Le texte de Ludo Martens

A partir de 1931, Boukharine joue un rôle prépondérant dans le travail du Parti parmi les intellectuels. Son influence est grande dans la communauté scientifique de l’URSS et au sein de l’Académie des Sciences.80
Comme rédacteur en chef du journal gouvernemental Isvestia, Boukharine peut promouvoir son propre courant politique et idéologique.81 Au premier congrès des écrivains, Boukharine fait l’éloge de Boris Pasternak qui prône un «apolitisme militant» en littérature.82
Boukharine, resté l’idole des paysans riches, devient aussi le porte-drapeau des nouveaux technocrates.

L’Américain Stephen Cohen a écrit une biographie intitulée Nicolas Boukharine. La vie d’un bolchevik. Cohen prétend que Boukharine se rallia à la direction de Staline, pour mieux la combattre… Voici sa thèse. «Il était évident pour Boukharine que le Parti et le pays entraient dans une nouvelle période d’incertitude, mais aussi de possibilités de changements dans la politique intérieure et extérieure soviétique. Pour participer à ces événements et pour les influencer, lui aussi, il devait adhérer à la façade d’unité et d’acceptation inconditionnelle de la direction exercée par Staline dans le passé, façade derrière laquelle la lutte secrète pour l’orientation future du pays serait menée.»83

En 1934-1936, Boukharine écrit abondamment sur le danger fasciste et sur la guerre inévitable avec le nazisme. Parlant des mesures à prendre pour préparer le pays à la guerre future, Boukharine définit un programme qui constitue, en fait, une remise à jour de ses anciennes idées opportunistes de droite et sociales-démocrates.
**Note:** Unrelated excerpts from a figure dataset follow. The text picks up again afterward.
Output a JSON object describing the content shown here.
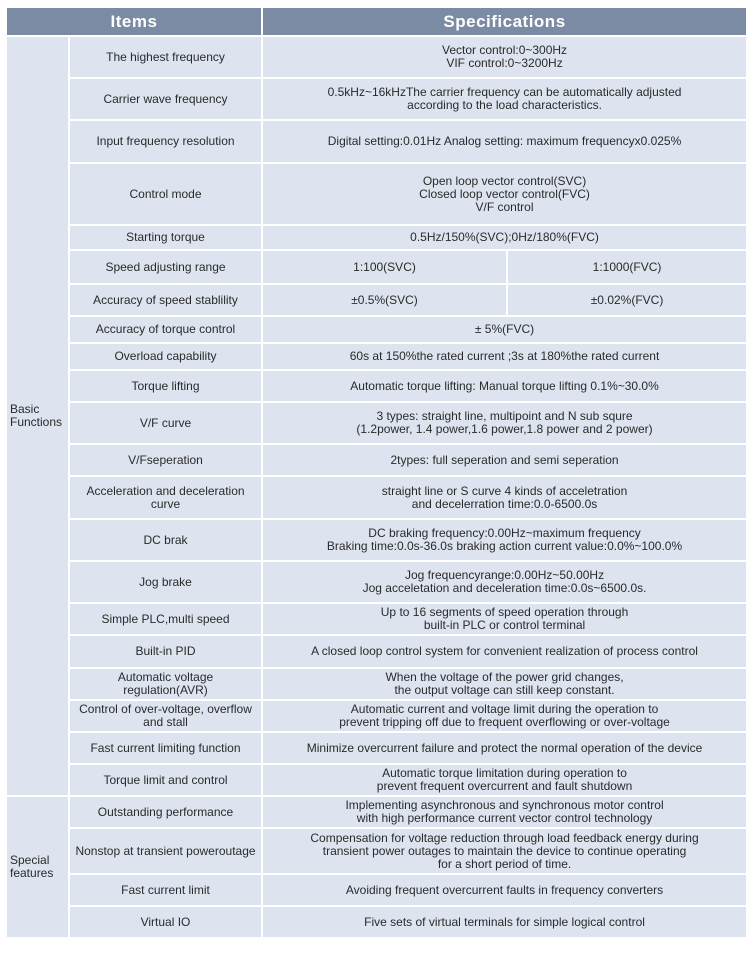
{
  "header": {
    "items": "Items",
    "specifications": "Specifications"
  },
  "groups": [
    {
      "label": "Basic Functions",
      "rows": [
        {
          "item": "The highest frequency",
          "spec": [
            "Vector control:0~300Hz",
            "VIF control:0~3200Hz"
          ]
        },
        {
          "item": "Carrier wave frequency",
          "spec": [
            "0.5kHz~16kHzThe carrier frequency can be automatically adjusted",
            "according to the load characteristics."
          ]
        },
        {
          "item": "Input frequency resolution",
          "spec": [
            "Digital setting:0.01Hz Analog setting: maximum frequencyx0.025%"
          ]
        },
        {
          "item": "Control mode",
          "spec": [
            "Open loop vector control(SVC)",
            "Closed loop vector control(FVC)",
            "V/F control"
          ]
        },
        {
          "item": "Starting torque",
          "spec": [
            "0.5Hz/150%(SVC);0Hz/180%(FVC)"
          ]
        },
        {
          "item": "Speed adjusting range",
          "split": [
            "1:100(SVC)",
            "1:1000(FVC)"
          ]
        },
        {
          "item": "Accuracy of speed stablility",
          "split": [
            "±0.5%(SVC)",
            "±0.02%(FVC)"
          ]
        },
        {
          "item": "Accuracy of torque control",
          "spec": [
            "± 5%(FVC)"
          ]
        },
        {
          "item": "Overload capability",
          "spec": [
            "60s at 150%the rated current ;3s at 180%the rated current"
          ]
        },
        {
          "item": "Torque lifting",
          "spec": [
            "Automatic torque lifting: Manual torque lifting 0.1%~30.0%"
          ]
        },
        {
          "item": "V/F curve",
          "spec": [
            "3 types: straight line, multipoint and N sub squre",
            "(1.2power, 1.4 power,1.6 power,1.8 power and 2 power)"
          ]
        },
        {
          "item": "V/Fseperation",
          "spec": [
            "2types: full seperation and semi seperation"
          ]
        },
        {
          "item": "Acceleration and deceleration curve",
          "spec": [
            "straight line or S curve 4 kinds of acceletration",
            "and decelerration time:0.0-6500.0s"
          ]
        },
        {
          "item": "DC brak",
          "spec": [
            "DC braking frequency:0.00Hz~maximum frequency",
            "Braking time:0.0s-36.0s braking action current value:0.0%~100.0%"
          ]
        },
        {
          "item": "Jog brake",
          "spec": [
            "Jog frequencyrange:0.00Hz~50.00Hz",
            "Jog acceletation and deceleration time:0.0s~6500.0s."
          ]
        },
        {
          "item": "Simple PLC,multi speed",
          "spec": [
            "Up to 16 segments of speed operation through",
            "built-in PLC or control terminal"
          ]
        },
        {
          "item": "Built-in PID",
          "spec": [
            "A closed loop control system for convenient realization of process control"
          ]
        },
        {
          "item": "Automatic voltage regulation(AVR)",
          "spec": [
            "When the voltage of the power grid changes,",
            "the output voltage can still keep constant."
          ]
        },
        {
          "item": "Control of over-voltage, overflow and stall",
          "spec": [
            "Automatic current and voltage limit during the operation to",
            "prevent tripping off due to frequent overflowing or over-voltage"
          ]
        },
        {
          "item": "Fast current limiting function",
          "spec": [
            "Minimize overcurrent failure and protect the normal operation of the device"
          ]
        },
        {
          "item": "Torque limit and control",
          "spec": [
            "Automatic torque limitation during operation to",
            "prevent frequent overcurrent and fault shutdown"
          ]
        }
      ]
    },
    {
      "label": "Special features",
      "rows": [
        {
          "item": "Outstanding performance",
          "spec": [
            "Implementing asynchronous and synchronous motor control",
            "with high performance current vector control technology"
          ]
        },
        {
          "item": "Nonstop at transient poweroutage",
          "spec": [
            "Compensation for voltage reduction through load feedback energy during",
            "transient power outages to maintain the device to continue operating",
            "for a short period of time."
          ]
        },
        {
          "item": "Fast current limit",
          "spec": [
            "Avoiding frequent overcurrent faults in frequency converters"
          ]
        },
        {
          "item": "Virtual IO",
          "spec": [
            "Five sets of virtual terminals for simple logical control"
          ]
        }
      ]
    }
  ],
  "colors": {
    "header_bg": "#7b8ba4",
    "cell_bg": "#dde4f0",
    "grid": "#ffffff"
  }
}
Il faut, dit-il, éliminer «l’énorme mécontentement parmi la population», principalement parmi les paysans. C’est une nouvelle version de son ancien appel à la réconciliation avec les koulaks — la seule classe réellement «mécontente» à la campagne, en ces années-là. Pour attaquer l’expérience de la collectivisation, Boukharine développe une propagande sur le thème de «l’humanisme socialiste», dont le critère serait «la liberté du développement maximal du nombre maximal de gens». Au nom de «l’humanisme», Boukharine prêche la conciliation de classe et «la liberté du développement maximal» pour les éléments bourgeois anciens et nouveaux. Pour être en mesure de résister au fascisme, il faut introduire des «réformes démocratiques» et offrir une «vie prospère» aux masses. Or devant la nécessité de grands sacrifices en vue de la résistance, la promesse d’une «vie prospère» tient de la démagogie. Cependant, dans cette société encore peu développée, les technocrates et les bureaucrates aspirent déjà à la «démocratie» pour leur tendance bourgeoise naissante et à une «vie prospère» au détriment des masses travailleuses. Boukharine est leur porte-parole.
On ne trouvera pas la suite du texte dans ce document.